Acute diarrhea can last for a couple days to a couple weeks. In most cases, it is caused by a sudden change in food, an allergy, or bacteria. There is no need to be alarmed; symptoms typically subside after some time, and most dogs still appear happy and active despite having diarrhea. Once acute diarrhea has lasted beyond two weeks, it is classified as chronic diarrhea, and the situation is deemed much more serious. Continual diarrhea can initiate essential nutrient loss, making the body become toxic, lowering immune system function, and obstructing a dog’s ability to heal itself. As the immune system’s functionality is impaired, secondary disorders are able to develop, causing the body to deteriorate.
When to take your dog to the veterinarian:
- The abdomen is sensitive to touch or pressure.
- Frequent and excessive vomiting.
- Gums are dry or sticky (sign of dehydration).
- Have a fever.
- Have large amounts of blood in fecal matter.
- Have visible bloating.
- They show extreme lethargy.
If condition worsens or persists after 2 weeks, please contact our office immediately to schedule an appointment.
At-home treatment for acute diarrhea:
- The first step to alleviate a diarrhea problem is to implement a change in diet. You want to be feeding your dog something that is easily digested and free from extra fat and oil - absolutely NO PEOPLE FOOD. A diet consisting of skinless, boiled chicken with rice is usually best until the diarrhea has subsided. Slowly reintroduce pet food.

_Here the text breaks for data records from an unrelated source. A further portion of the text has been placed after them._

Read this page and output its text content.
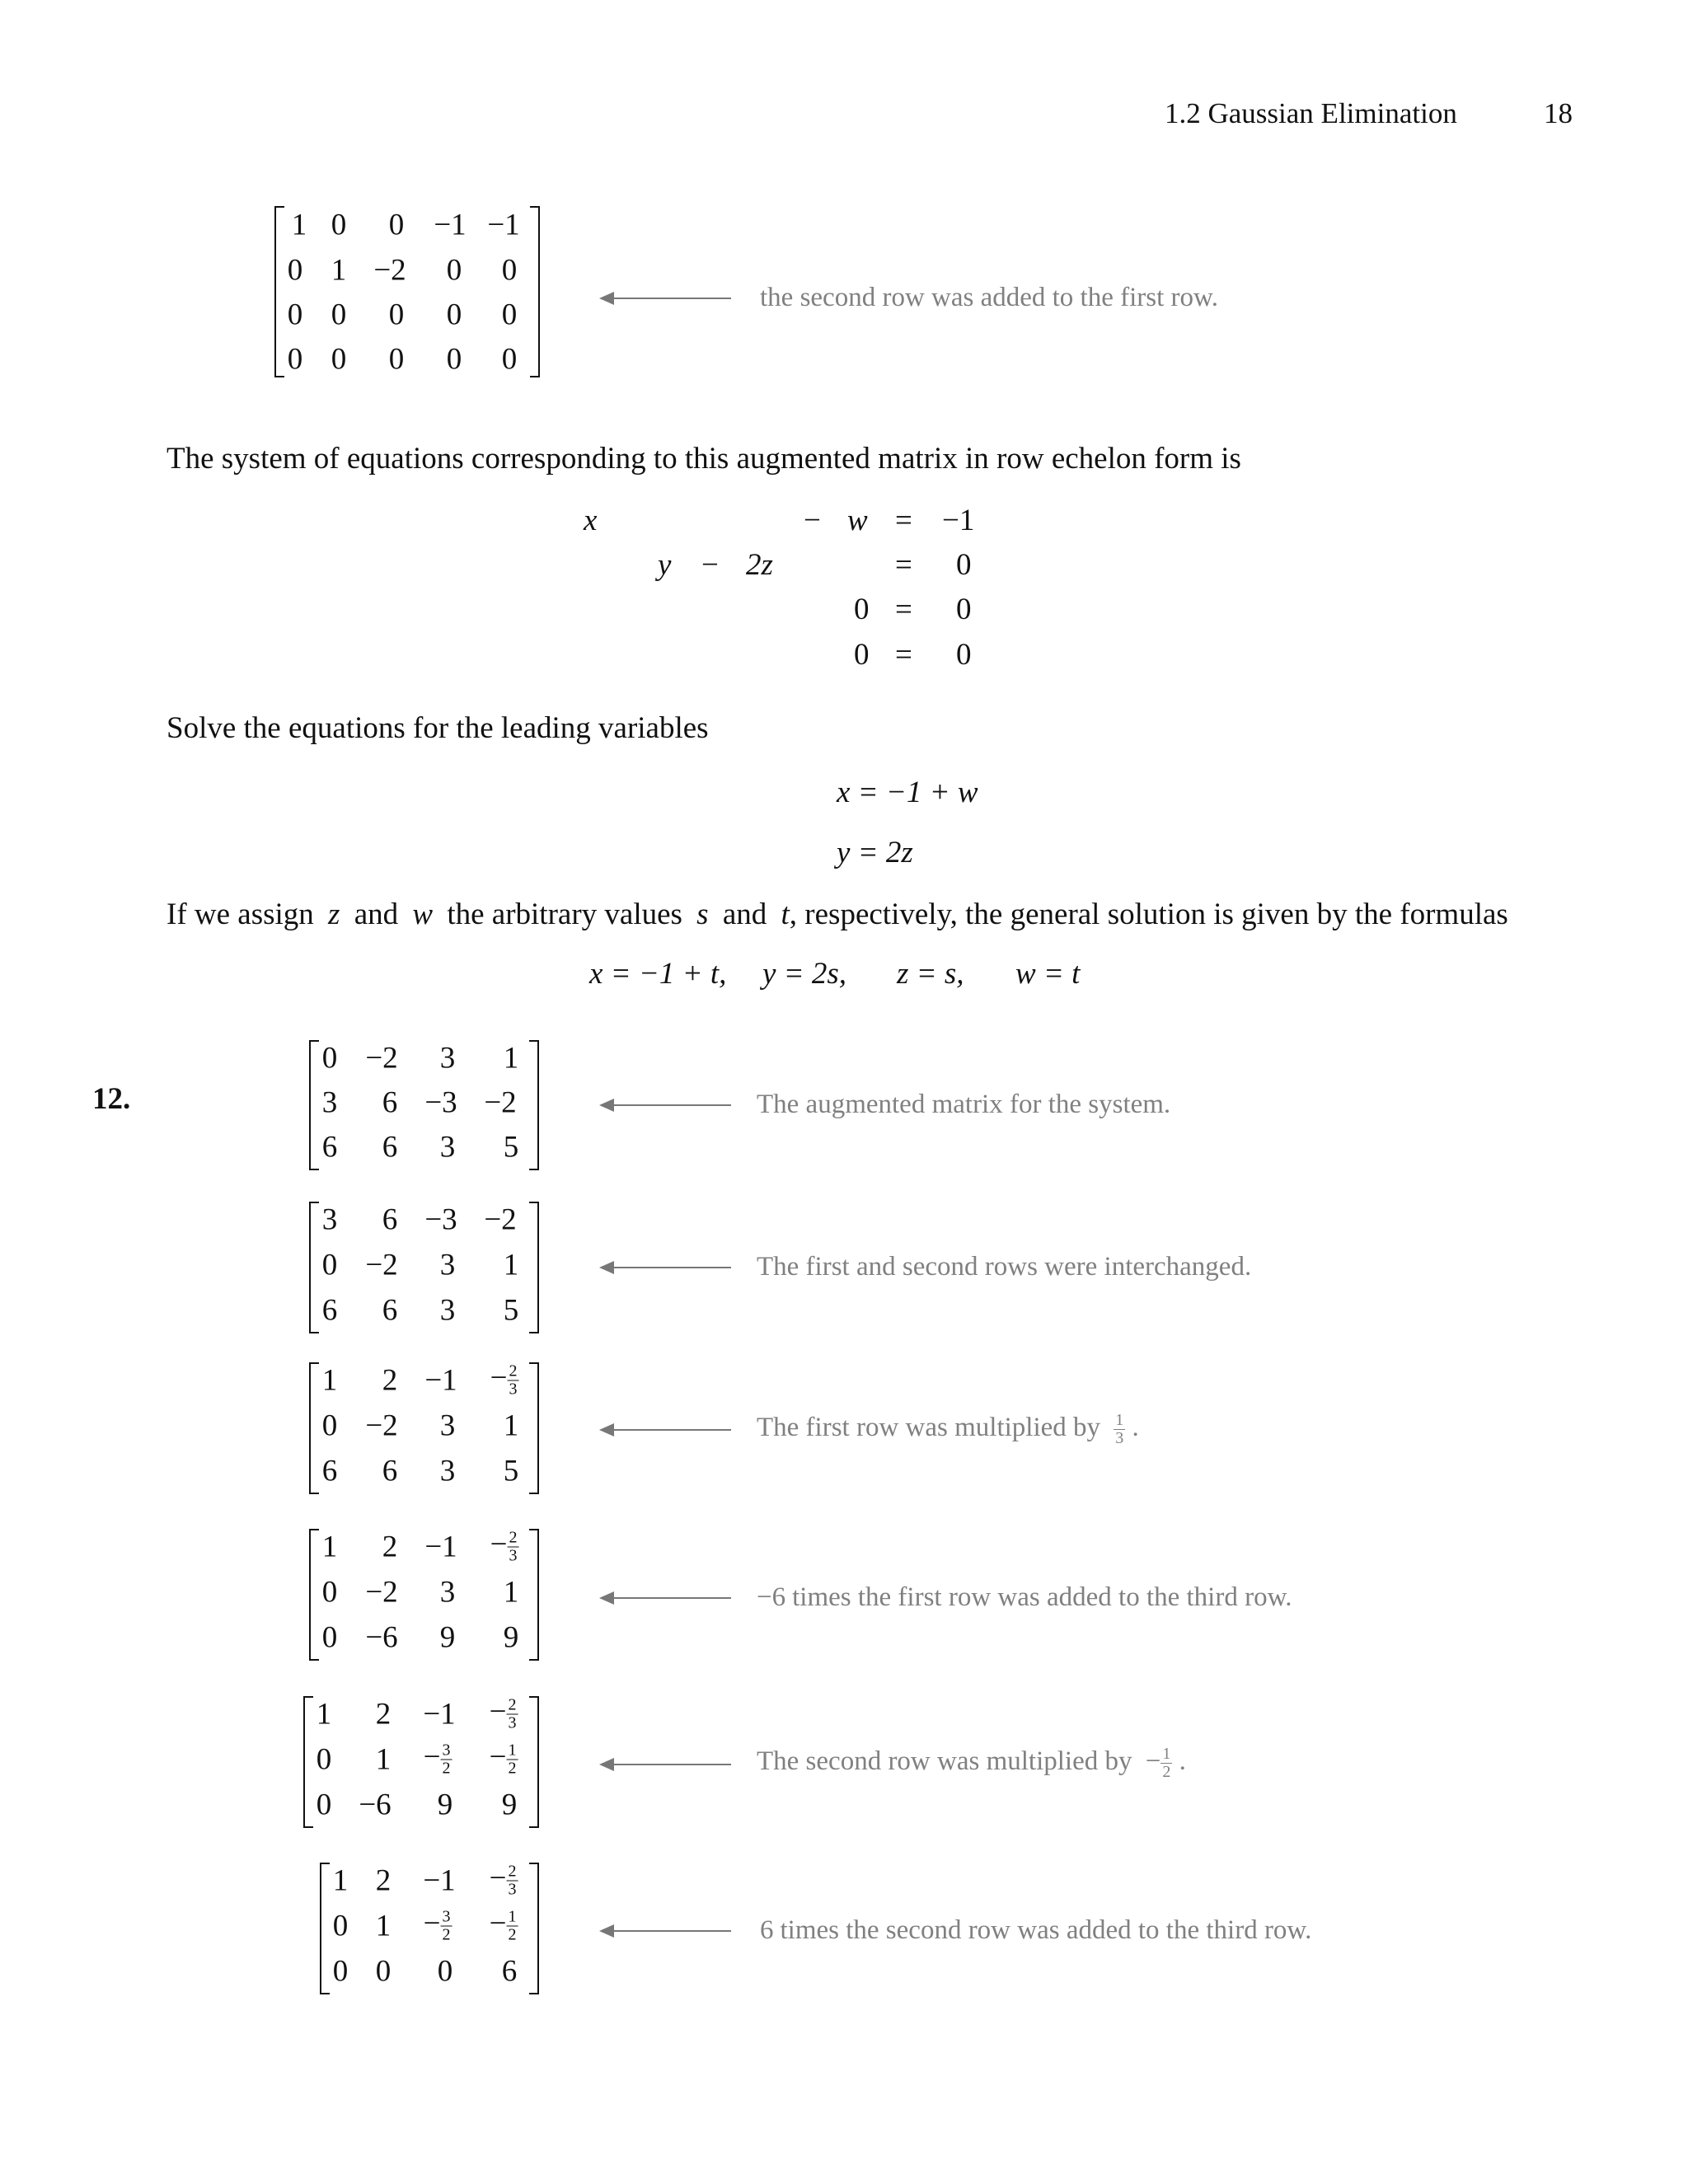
1.2 Gaussian Elimination	18
1 0 0 −1 −1
0 1 −2 0 0
0 0 0 0 0
0 0 0 0 0
the second row was added to the first row.
The system of equations corresponding to this augmented matrix in row echelon form is
x	− w = −1
y − 2z	= 0
0 = 0
0 = 0
Solve the equations for the leading variables
x = −1 + w
y = 2z
If we assign z and w the arbitrary values s and t, respectively, the general solution is given by the formulas
x = −1 + t, y = 2s, z = s, w = t
12.
0 −2 3 1
3 6 −3 −2
6 6 3 5
The augmented matrix for the system.
3 6 −3 −2
0 −2 3 1
6 6 3 5
The first and second rows were interchanged.
1 $2 -1 - \frac{2}{3}$
0 −2 3 1
6 6 3 5
The first row was multiplied by $\frac{1}{3}$ .
1 $2 -1 - \frac{2}{3}$
0 −2 3 1
0 −6 9 9
−6 times the first row was added to the third row.
1 $2 -1 - \frac{2}{3}$
0 $1 - \frac{3}{2} - \frac{1}{2}$
0 −6 9 9
The second row was multiplied by − $\frac{1}{2}$ .
1 $2 -1 - \frac{2}{3}$
0 $1 - \frac{3}{2} - \frac{1}{2}$
0 0 0 6
6 times the second row was added to the third row.
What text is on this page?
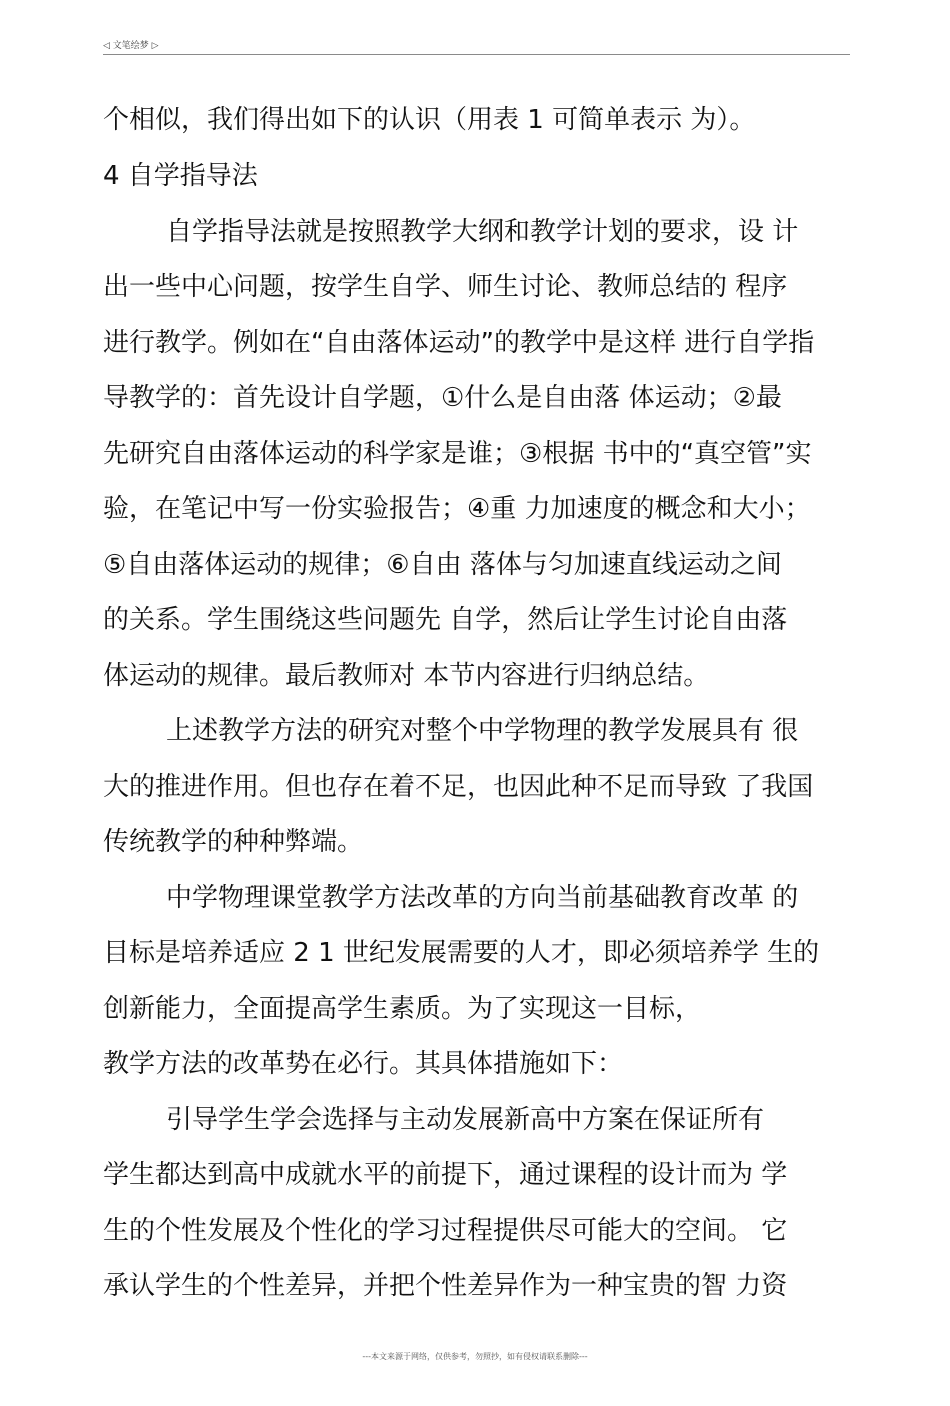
◁ 文笔绘梦 ▷
个相似，我们得出如下的认识（用表 1 可简单表示 为）。
4 自学指导法
自学指导法就是按照教学大纲和教学计划的要求，设 计
出一些中心问题，按学生自学、师生讨论、教师总结的 程序
进行教学。例如在“自由落体运动”的教学中是这样 进行自学指
导教学的：首先设计自学题，①什么是自由落 体运动；②最
先研究自由落体运动的科学家是谁；③根据 书中的“真空管”实
验，在笔记中写一份实验报告；④重 力加速度的概念和大小；
⑤自由落体运动的规律；⑥自由 落体与匀加速直线运动之间
的关系。学生围绕这些问题先 自学，然后让学生讨论自由落
体运动的规律。最后教师对 本节内容进行归纳总结。
上述教学方法的研究对整个中学物理的教学发展具有 很
大的推进作用。但也存在着不足，也因此种不足而导致 了我国
传统教学的种种弊端。
中学物理课堂教学方法改革的方向当前基础教育改革 的
目标是培养适应 2 1 世纪发展需要的人才，即必须培养学 生的
创新能力，全面提高学生素质。为了实现这一目标，
教学方法的改革势在必行。其具体措施如下：
引导学生学会选择与主动发展新高中方案在保证所有
学生都达到高中成就水平的前提下，通过课程的设计而为 学
生的个性发展及个性化的学习过程提供尽可能大的空间。 它
承认学生的个性差异，并把个性差异作为一种宝贵的智 力资
---本文来源于网络，仅供参考，勿照抄，如有侵权请联系删除---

- Add a probiotic supplement to your pet’s diet to aid in regulating gastrointestinal health.
- The most important step is to keep your dog hydrated. If necessary, dilute sports drinks (half sports drink, half water) to keep your dog interested in drinking fluids. Diarrhea causes loss of electrolytes and replenishing those electrolytes is critical.
What causes chronic diarrhea?
Chronic diarrhea is usually caused by a food allergy, inflammatory bowel disease, pancreatitis, parasites, or a more serious (but often rare) condition that the vet will need to diagnose.
As diarrhea symptoms continue, you might notice that your dog’s coat becomes rough or wiry, your pet has less energy, and/or your dog seems dehydrated. All of these are side effects of chronic diarrhea and will continue until treatment is implemented.
Treating chronic diarrhea
If your dog is experiencing chronic diarrhea, we recommend you call and schedule an appointment immediately. Our veterinarian will examine your pet for internal parasites and disease, conduct blood tests, and assess dehydration levels. Complete diagnostics might also be necessary. After completing a thorough exam, we will be able to distinguish what is causing the diarrhea and will be able to develop an effective treatment plan.